I don’t wanna come back down from this cloud

Yes, I just used a Bush lyric as a title for a blog post on cloud storage. Stop shaking your head like that, you know it’s cool.

So Amazon.com just unveiled their cloud player, which is free to anyone with an Amazon account, along with 5GB of cloud drive space. They currently have a deal where if you buy an MP3 album, they’ll bump you up to 20GB for free for a year – after that it’s $20 a year if you want to keep it. Not a bad deal. And given that they have some pretty good deals on some albums I’ve been listening to lately, I’d recommend you give it a shot. The cloud player itself is easy to use, fairly well organized, and will even do things like add album art based on the nearest match it can find (which can be unintentionally hilarious if you upload stuff from smaller or local artists that Amazon doesn’t know about. Thanks, Flexstyle!) They seem to have borrowed a lot from the traditional music player layout you’d find in a program like iTunes, foobar2k, or Grooveshark, so the UI is pretty intuitive.

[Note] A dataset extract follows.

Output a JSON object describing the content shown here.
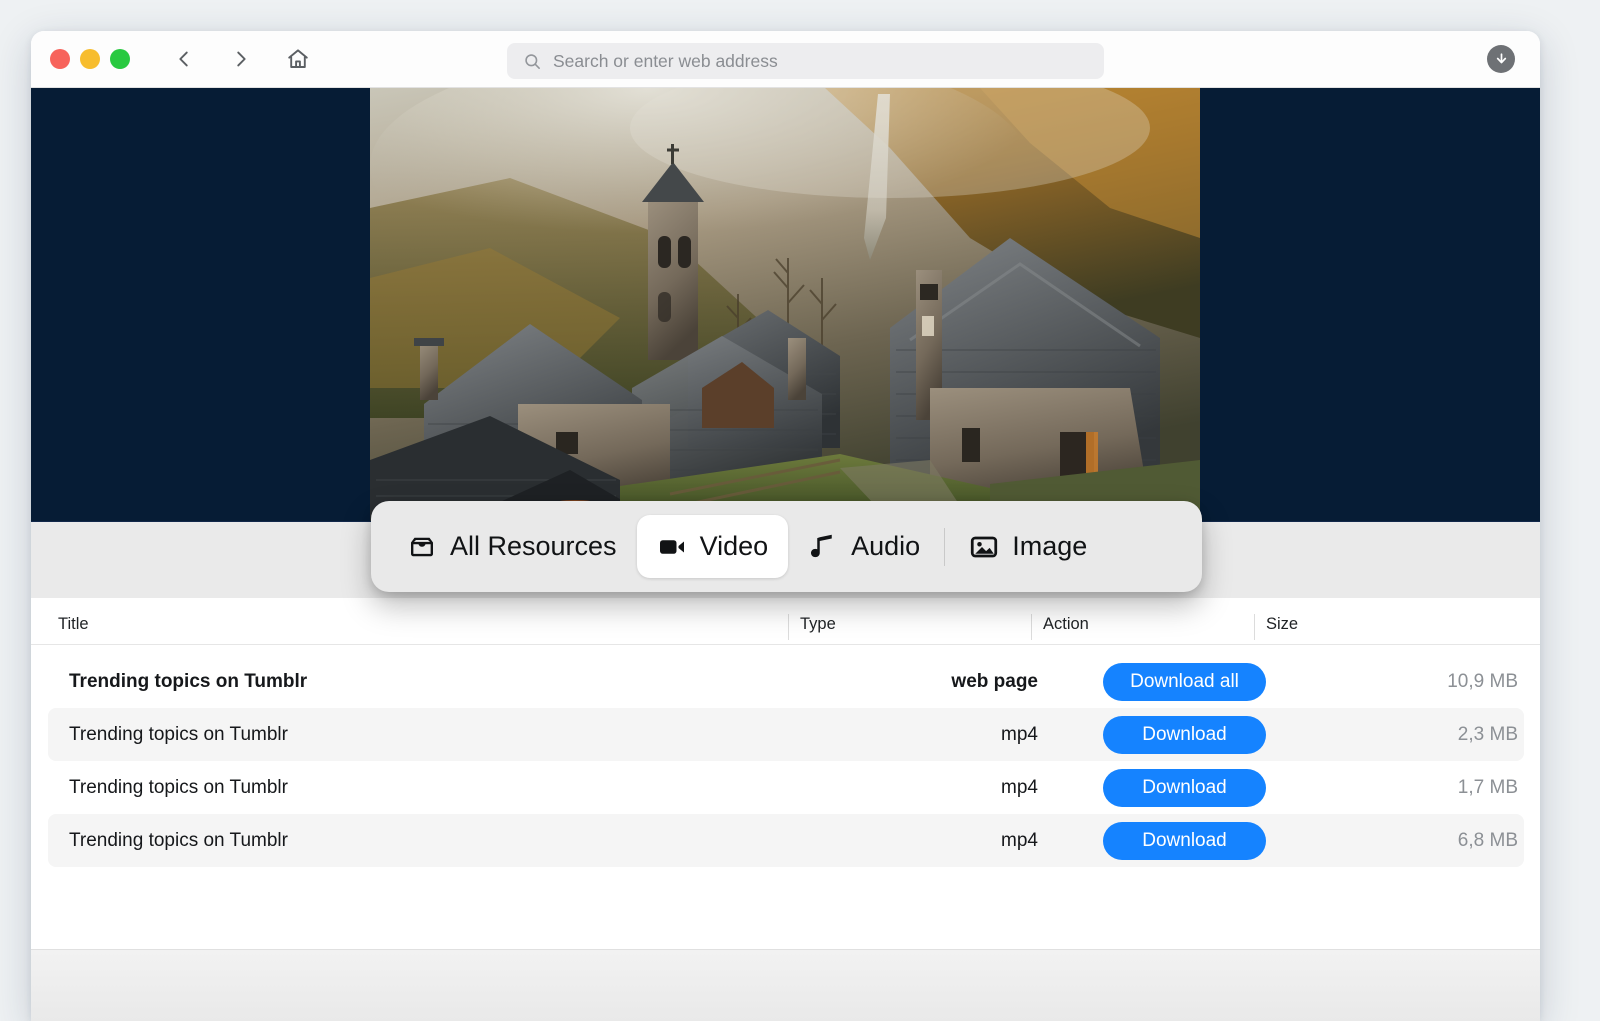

Now while it is good, it’s far from perfect, and there are a couple of potentially very irritating issues. For one, it doesn’t include any way to edit the ID3 tags for the MP3s you upload, so you should have that all in order before you upload or else you won’t have the easiest time finding your music – there’s no “folder view” or anything like that in the player. Additionally, the “now playing” interface is basically just that – it shows you only the current song, not the current list of songs it will play, and there doesn’t appear any way to go back to the “Now Playing” list once you’ve navigated away. This means that if you have an album playing, and you go browse your library and want to have it play another album when this one finishes… well, you can’t, at least not without creating a new playlist and adding both albums, then having it play that playlist. This seems to me to be the biggest failure with the UI; hopefully they’ll catch on and update this soon.

As for the cloud drive itself – well, it is what it says it is. It’s a place to upload files, and 5GB is a good amount of storage to start with. It’s pretty generous for a free service; compare that to Dropbox’s 2GB or Google Docs’ 1GB. I think I’d probably use this over Google Docs for storing files I don’t actually want to edit with docs; the interface is just as usable and the space is greater, so there’s no real downside. However, my current addiction for cloud storage is Dropbox, and Amazon won’t be replacing that just yet, for a few key reasons:

  1. Dropbox has an awesome client. This is where Dropbox really shines. You can install a client to your PC, Mac, or Linux machine and have it automatically sync all the contents from a given folder to your cloud storage. It’s incredibly simple and entirely hands-off – once setup, you don’t even notice it’s there. Amazon still sticks to the “upload via the browser” method for most files, though it does have a marginally better downloadable client for uploading music. Still, nothing remotely close to the ease and long-term convenience of Dropbox.
  2. Dropbox lets me share files easily. With Dropbox, I can drop some files in my public folder on the local computer, then create a public link for anyone to access that file. It’s a thousand times easier than the old method of uploading a file via FTP to my webhost and then sharing that link; Dropbox even puts a way to copy the link in the file’s context menu in your operating system. I use this particular feature almost daily and consider it one of the best lesser-known features of Dropbox.
  3. Dropbox can create linked folders. Let’s say you’re another Dropbox user and you want to be able to easily collaborate with me on some project we’re working on. I can share a folder with your account, and anything I put in that folder will also show up in your Dropbox folder as well. You can then update the file, save it back to the folder, and I’ve got the updated copy. Just like that. It’s an elegantly simple solution and it works wonderfully. I used this quite a bit when working on the radio show with my friend Tim. It’s also good for creating a “drop off point” for things that aren’t easy to email – for instance, I had a friend who would drop videos and replays from his Starcraft games into the folder so I could watch them later.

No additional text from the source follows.